For production, restrict allow_origin to your renderer’s actual origin. allow_origin='*' disables allow_credentials per W3C — acceptable here because auth rides on the ?token= query param, not on cookies.

How it works

  • createJupyterExecutor({...}) returns an executor object. No network traffic yet.
  • On the first execute() call: POST /api/kernels starts a fresh kernel (unless kernelId was given); a WebSocket to /api/kernels/<id>/channels opens.
  • Each cell execute sends an execute_request on the shell channel; iopub messages are collected (stream, display_data, execute_result, error) until a matching status: idle arrives.
  • dispose() closes the WS and DELETE /api/kernels/<id> shuts the kernel down (when this executor owns it).

Comm support

commProvider is implemented, so @jupyter-kit/widgets works end-to-end with ipywidgets running in the remote kernel. comm_open messages from the kernel are routed to handlers registered via commProvider.onCommOpen(...); frontend→kernel traffic is forwarded on the shell channel.

Limitations

  • allow_stdin: false — interactive input() calls are not supported.
  • v1 binary message framing is not implemented; Jupyter Server defaults to JSON over WebSocket so this is rarely an issue.
  • Reconnect-on-drop is not built in. If the WebSocket closes, the next execute() call re-establishes a fresh connection but in-flight requests are lost.

Security

  • Token = full execution rights.
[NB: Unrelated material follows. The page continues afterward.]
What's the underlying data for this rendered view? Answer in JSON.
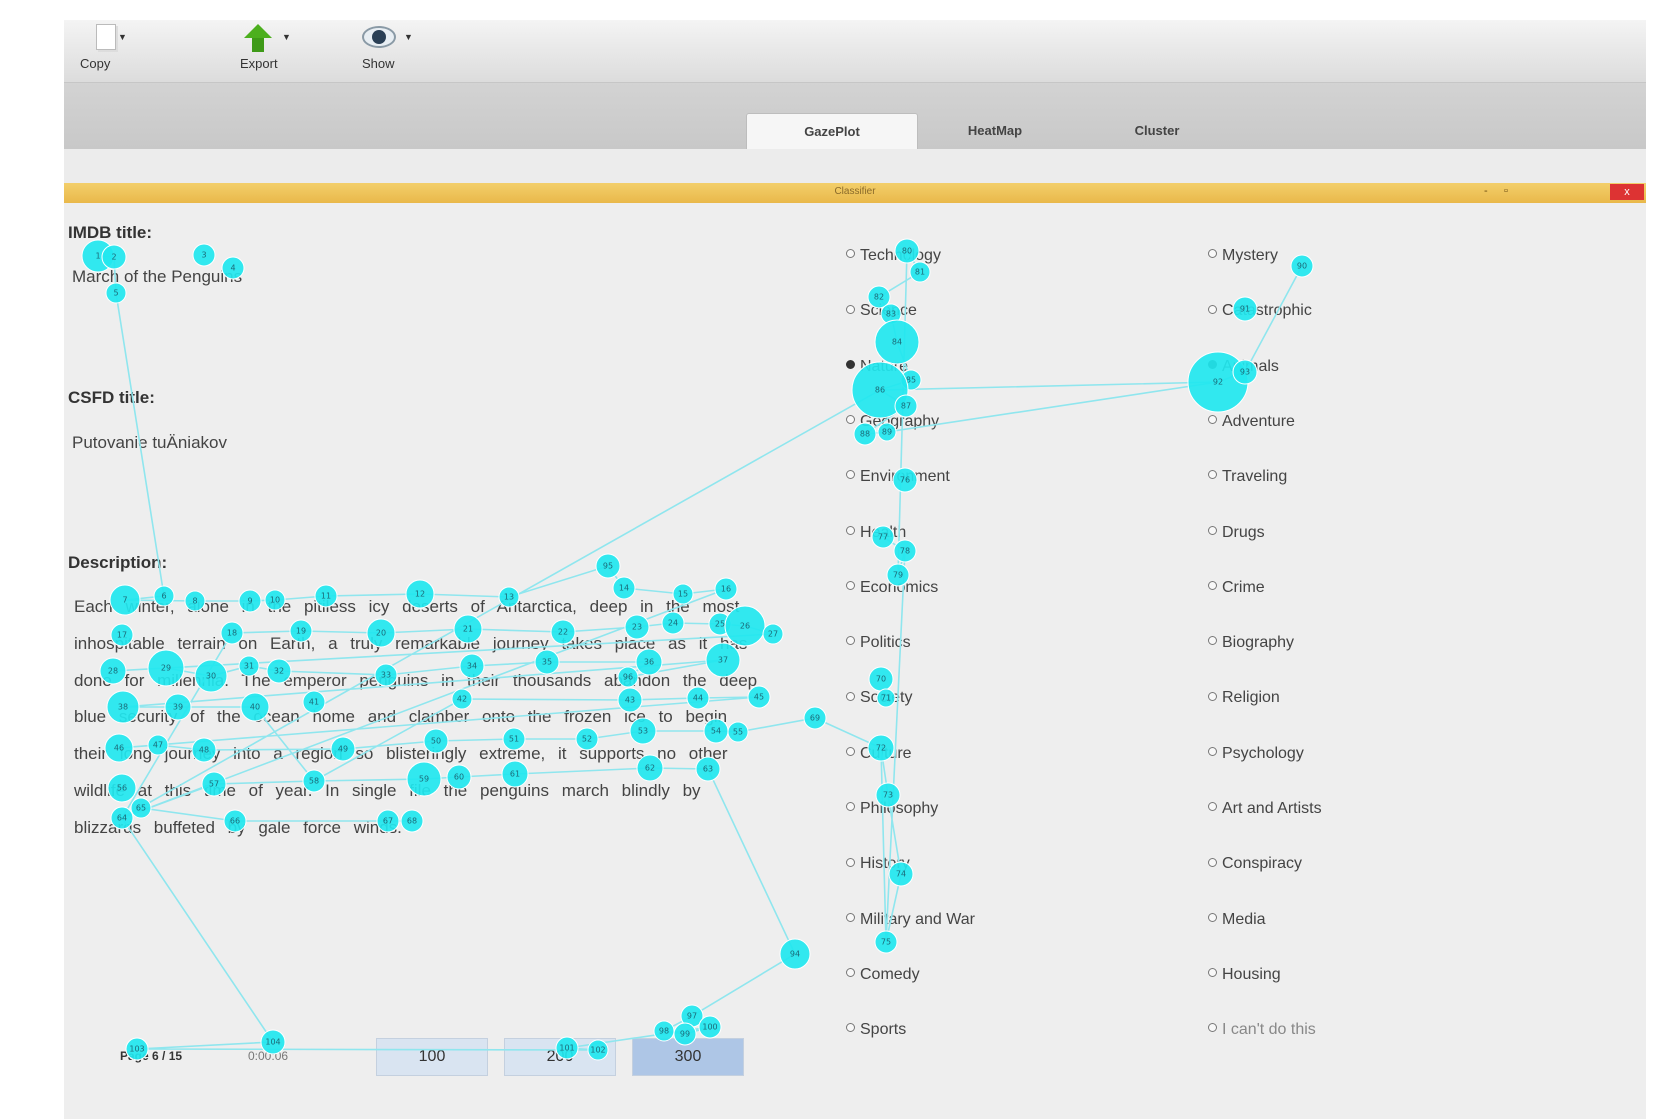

Anyone with the token can run anything the server user can. Treat it like an SSH key: never commit it, never put it in a client-side bundle that ships to untrusted users.
  • Kernel state is shared across cells. Variables / imports / file handles persist for the lifetime of the kernel. If you expose this to multiple visitors, they share a kernel (and each other’s state) unless you create a new executor per session.
  • Filesystem & network access. The kernel can read any file the server user can read, open outbound connections, run subprocess, etc. Put the server inside an isolated container or limited-permission VM.
  • CORS configuration leaks auth in dev. disable_check_xsrf=True removes the CSRF protection Jupyter normally applies — fine for local dev, but don’t deploy that flag to production.
  • Consider a per-user proxy. JupyterHub spawns a kernel per authenticated user and handles isolation. If your renderer is on a public page, reverse-proxy through JupyterHub rather than exposing a single shared Jupyter Server.

Unlike executor-pyodide / executor-webr, the renderer itself is not the attack surface — your server is. The usual web-app threat model (token hygiene, CSRF, rate limiting, resource quotas) applies.